A doutoranda em Teoria do Estado e Direito Constitucional pela PUC-RJ, Claudia Constantino que também ingressou na formação este ano, defende que é necessário promover uma mudança profunda na cultura organizacional, que ainda vê a alta qualificação acadêmica como um “projeto pessoal” do (a) servidor (a), e não como um investimento revertido para o próprio Judiciário. A servidora também identifica a falta de incentivo por parte das chefias, alegando que a formação acadêmica poderá “atrapalhar o serviço”. 

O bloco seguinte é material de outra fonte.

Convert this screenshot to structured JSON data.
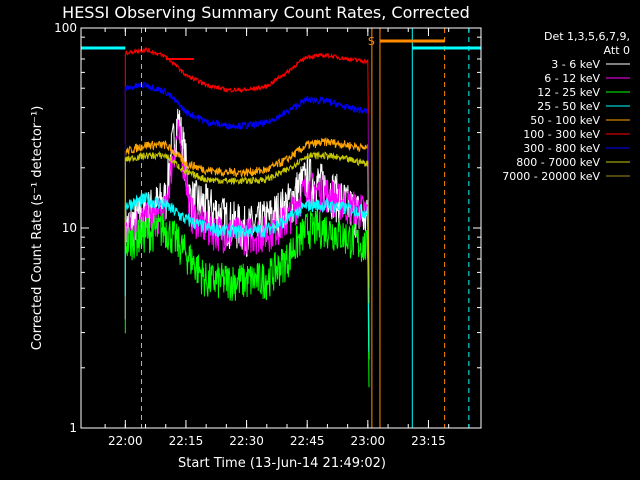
{
  "chart_data": {
    "type": "line",
    "title": "HESSI Observing Summary Count Rates, Corrected",
    "xlabel": "Start Time (13-Jun-14 21:49:02)",
    "ylabel": "Corrected Count Rate (s⁻¹ detector⁻¹)",
    "y_scale": "log",
    "ylim": [
      1,
      100
    ],
    "xlim": [
      "21:49:02",
      "23:28"
    ],
    "x_ticks": [
      "22:00",
      "22:15",
      "22:30",
      "22:45",
      "23:00",
      "23:15"
    ],
    "y_ticks": [
      "1",
      "10",
      "100"
    ],
    "legend_header": [
      "Det 1,3,5,6,7,9,",
      "Att 0"
    ],
    "legend_position": "top-right-outside",
    "series": [
      {
        "name": "3 - 6 keV",
        "color": "#ffffff",
        "x": [
          "22:00",
          "22:05",
          "22:10",
          "22:13",
          "22:16",
          "22:20",
          "22:25",
          "22:30",
          "22:35",
          "22:40",
          "22:45",
          "22:50",
          "22:55",
          "23:00"
        ],
        "values": [
          10,
          12,
          14,
          35,
          14,
          13,
          11,
          10,
          11,
          13,
          18,
          16,
          13,
          11
        ]
      },
      {
        "name": "6 - 12 keV",
        "color": "#ff00ff",
        "x": [
          "22:00",
          "22:05",
          "22:10",
          "22:13",
          "22:16",
          "22:20",
          "22:25",
          "22:30",
          "22:35",
          "22:40",
          "22:45",
          "22:50",
          "22:55",
          "23:00"
        ],
        "values": [
          10,
          11,
          12,
          30,
          12,
          10,
          9.5,
          9.3,
          9.5,
          11,
          16,
          15,
          13,
          12
        ]
      },
      {
        "name": "12 - 25 keV",
        "color": "#00ff00",
        "x": [
          "22:00",
          "22:05",
          "22:10",
          "22:15",
          "22:20",
          "22:25",
          "22:30",
          "22:35",
          "22:40",
          "22:45",
          "22:50",
          "22:55",
          "23:00"
        ],
        "values": [
          8.5,
          9.5,
          10,
          7.5,
          5.5,
          5.5,
          5.5,
          5.6,
          7,
          10,
          10,
          9,
          8
        ]
      },
      {
        "name": "25 - 50 keV",
        "color": "#00ffff",
        "x": [
          "22:00",
          "22:05",
          "22:10",
          "22:15",
          "22:20",
          "22:25",
          "22:30",
          "22:35",
          "22:40",
          "22:45",
          "22:50",
          "22:55",
          "23:00"
        ],
        "values": [
          13,
          14,
          13,
          11,
          10,
          9.6,
          9.6,
          9.8,
          11,
          13,
          13,
          12.5,
          12
        ]
      },
      {
        "name": "50 - 100 keV",
        "color": "#ffa500",
        "x": [
          "22:00",
          "22:05",
          "22:10",
          "22:15",
          "22:20",
          "22:25",
          "22:30",
          "22:35",
          "22:40",
          "22:45",
          "22:50",
          "22:55",
          "23:00"
        ],
        "values": [
          24,
          26,
          26,
          21,
          19.5,
          19,
          19,
          19.5,
          22,
          26,
          27,
          26,
          25
        ]
      },
      {
        "name": "100 - 300 keV",
        "color": "#ff0000",
        "x": [
          "22:00",
          "22:05",
          "22:10",
          "22:15",
          "22:20",
          "22:25",
          "22:30",
          "22:35",
          "22:40",
          "22:45",
          "22:50",
          "22:55",
          "23:00"
        ],
        "values": [
          75,
          78,
          72,
          58,
          52,
          49,
          49,
          51,
          60,
          72,
          73,
          70,
          68
        ]
      },
      {
        "name": "300 - 800 keV",
        "color": "#0000ff",
        "x": [
          "22:00",
          "22:05",
          "22:10",
          "22:15",
          "22:20",
          "22:25",
          "22:30",
          "22:35",
          "22:40",
          "22:45",
          "22:50",
          "22:55",
          "23:00"
        ],
        "values": [
          50,
          52,
          48,
          38,
          34,
          32.5,
          32.5,
          33.5,
          38,
          44,
          43,
          40,
          38
        ]
      },
      {
        "name": "800 - 7000 keV",
        "color": "#c8c800",
        "x": [
          "22:00",
          "22:05",
          "22:10",
          "22:15",
          "22:20",
          "22:25",
          "22:30",
          "22:35",
          "22:40",
          "22:45",
          "22:50",
          "22:55",
          "23:00"
        ],
        "values": [
          22,
          23,
          23,
          19,
          17.5,
          17.2,
          17.2,
          17.5,
          19.5,
          23,
          23,
          22,
          21
        ]
      },
      {
        "name": "7000 - 20000 keV",
        "color": "#a08c28",
        "x": [],
        "values": []
      }
    ],
    "flag_label": "S"
  }
}
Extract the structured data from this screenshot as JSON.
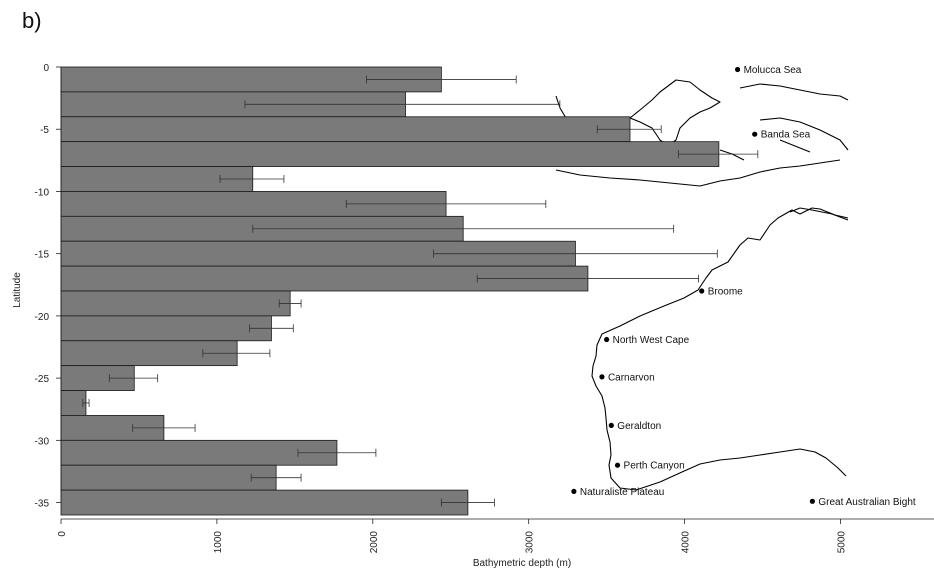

“Falta a compreensão de que o conhecimento adquirido deve ser aplicado no cotidiano, gerando inovação e melhorias. Um servidor qualificado lida com mais facilidade tanto com colegas e chefias quanto com a sociedade em geral. Em vez disso, surge a desarrazoada ‘sugestão’ de que o servidor precisa escolher entre o cargo e a continuidade de seus estudos”, criticou a servidora. 

Além dos entraves institucionais, Claudia lembra que mulheres enfrentam, ainda, a sobrecarga da dupla jornada, entre responsabilidades profissionais, acadêmicas e demandas familiares. “O trabalho doméstico, o cuidado com os filhos e a gestão da casa ainda recai desproporcionalmente sobre nós. Dar conta de toda essa carga mental e física é um desafio imenso. As instituições precisam reconhecer essa realidade e criar políticas de apoio mais efetivas, que podem ir desde a flexibilização real da jornada de trabalho, até programas de suporte que ajudem a aliviar um pouco esse peso”, defendeu. 

Claudia reforça a importância de as lideranças valorizarem ativamente a capacitação, compreendendo-a como um ganho estratégico, principalmente quando se faz um recorte de gênero. “Acredito que o caminho passa por uma gestão mais humana e uma cultura que, de fato, valorize o conhecimento e entenda as particularidades da trajetória feminina”, afirmou. 

Representatividade racial A assistente social Áurea Dias, que concluiu o doutorado em Serviço Social pela UERJ em 2020, acrescenta outra dimensão fundamental ao debate: a representatividade racial. De acordo com a servidora, mulheres negras representam menos de 3% do total de doutorandos no Brasil. “Seria interessante que todas e todos os pesquisadores com esse perfil pudessem acessar as instituições de pesquisa. No Brasil, esse ainda é um desafio. As instituições acadêmicas, especialmente no doutorado, preservam dificuldades para evitar, em seus quadros, pesquisadores com características diversas e que representem variados interesses de pesquisa e as múltiplas dimensões da realidade social”, apontou. Áurea acrescenta que investir na formação acadêmica de servidoras, sobretudo de mulheres negras, é fundamental para ampliar a representatividade e a pluralidade de olhares no Poder Judiciário. 

“O doutorado é o grau acadêmico mais elevado na produção de conhecimento científico. Espera-se que as pesquisas gerem análises inovadoras sobre temas relevantes e apresentem caminhos para a solução de questões que impactam a sociedade”, ressaltou a assistente social. 

Individualismo? Coletividade!

Às vésperas de seu deslocamento para Portugal, Fernanda reitera que o doutorado vai além de uma conquista pessoal: é uma oportunidade de contribuir para a construção de uma Justiça mais eficiente e que olhe para o futuro. “Além disso, o contato com diferentes perspectivas acadêmicas, experiências comparadas e práticas internacionais me permitirá trazer novas abordagens para temas sensíveis à agenda do Judiciário, como a promoção de direitos fundamentais, o acesso à justiça, a inclusão social e o enfrentamento das desigualdades estruturais – inclusive a de gênero”, argumentou. 

Para Áurea, o título não se resume a um reconhecimento individual. Ele tem um impacto no coletivo, na medida em que gera um conhecimento inovador, capaz de aprimorar políticas públicas, práticas administrativas e a própria prestação jurisdicional. “Nesse sentido, os incentivos administrativos para a garantia da qualificação acadêmica e profissional é um investimento que contribuirá para a excelência de pesquisas que retornarão conhecimentos para a própria instituição. No caso do doutorado, que exige um alto investimento do pesquisador, a flexibilidade da carga horária de trabalho para a garantia da presença nas disciplinas teóricas é tão importante quanto o tempo necessário para a elaboração do texto da tese”, concluiu.